Sazali dan Rozi (2020) menyebutkan bahwa teknologi digital, termasuk e-commerce dan fintech, telah mengubah masyarakat menjadi lebih konsumtif. Pay later adalah perpanjangan dari budaya ini. Generasi muda yang terpapar gaya hidup konsumtif melalui media sosial semakin mudah tergoda membeli barang-barang yang tidak dibutuhkan, dengan alasan “kemudahan pembayaran.”

Penyebaran budaya konsumerisme ini didorong oleh fear of missing out (FOMO), di mana individu merasa tertekan dan terpaksa mengikuti tren agar tetap relevan dalam lingkungan sosial mereka. Media sosial dan iklan digital memperkuat dinamika ini dengan menciptakan norma sosial bahwa berutang adalah hal yang wajar. Padahal, penelitian menunjukkan bahwa perilaku ini memiliki dampak negatif jangka panjang terhadap stabilitas finansial dan kesejahteraan psikologis.

Penelitian John Gathergood (2012) menunjukkan bahwa utang dapat menyebabkan tekanan psikologis serius, termasuk kecemasan, stres, dan depresi. Dalam konteks komunikasi interpersonal, beban utang juga sering kali memengaruhi kualitas hubungan sosial. Konflik akibat masalah keuangan, baik dalam keluarga maupun lingkaran pertemanan, sering kali menjadi sumber stres tambahan bagi individu. Dalam kasus pay later, banyak pengguna tidak menyadari bahwa bunga dan denda dapat dengan cepat membengkak, mengubah utang kecil menjadi masalah besar.

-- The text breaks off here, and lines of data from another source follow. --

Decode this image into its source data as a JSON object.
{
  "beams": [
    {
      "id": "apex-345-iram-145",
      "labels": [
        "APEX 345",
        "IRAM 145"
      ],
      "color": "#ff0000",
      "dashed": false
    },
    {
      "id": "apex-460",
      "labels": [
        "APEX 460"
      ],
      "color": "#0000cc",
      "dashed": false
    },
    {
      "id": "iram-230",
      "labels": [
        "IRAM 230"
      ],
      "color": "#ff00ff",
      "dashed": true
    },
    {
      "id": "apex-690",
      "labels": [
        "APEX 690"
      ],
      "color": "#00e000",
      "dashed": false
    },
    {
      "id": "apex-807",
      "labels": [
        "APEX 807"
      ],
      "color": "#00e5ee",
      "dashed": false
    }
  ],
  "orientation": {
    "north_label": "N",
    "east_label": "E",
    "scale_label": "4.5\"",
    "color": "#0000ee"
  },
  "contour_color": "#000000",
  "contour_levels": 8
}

Mengaburkan Akar Masalah: Generasi Sandwich jadi Dalihnya

Berdasarkan hasil survei DataIndonesia.id, hampir separuh atau 46,3% Generasi Z di Indonesia menjadi generasi sandwich (2023). Generasi sandwich adalah istilah untuk orang yang harus membiayai diri sendiri, anak-anak, dan orang tua. Istilah ini menggambarkan kondisi terhimpitnya generasi sandwich di antara dua generasi yang membutuhkan perhatian dan tanggung jawab finansial.Belakangan, muncul narasi bahwa pay later membantu generasi sandwich menyelesaikan masalah finansial.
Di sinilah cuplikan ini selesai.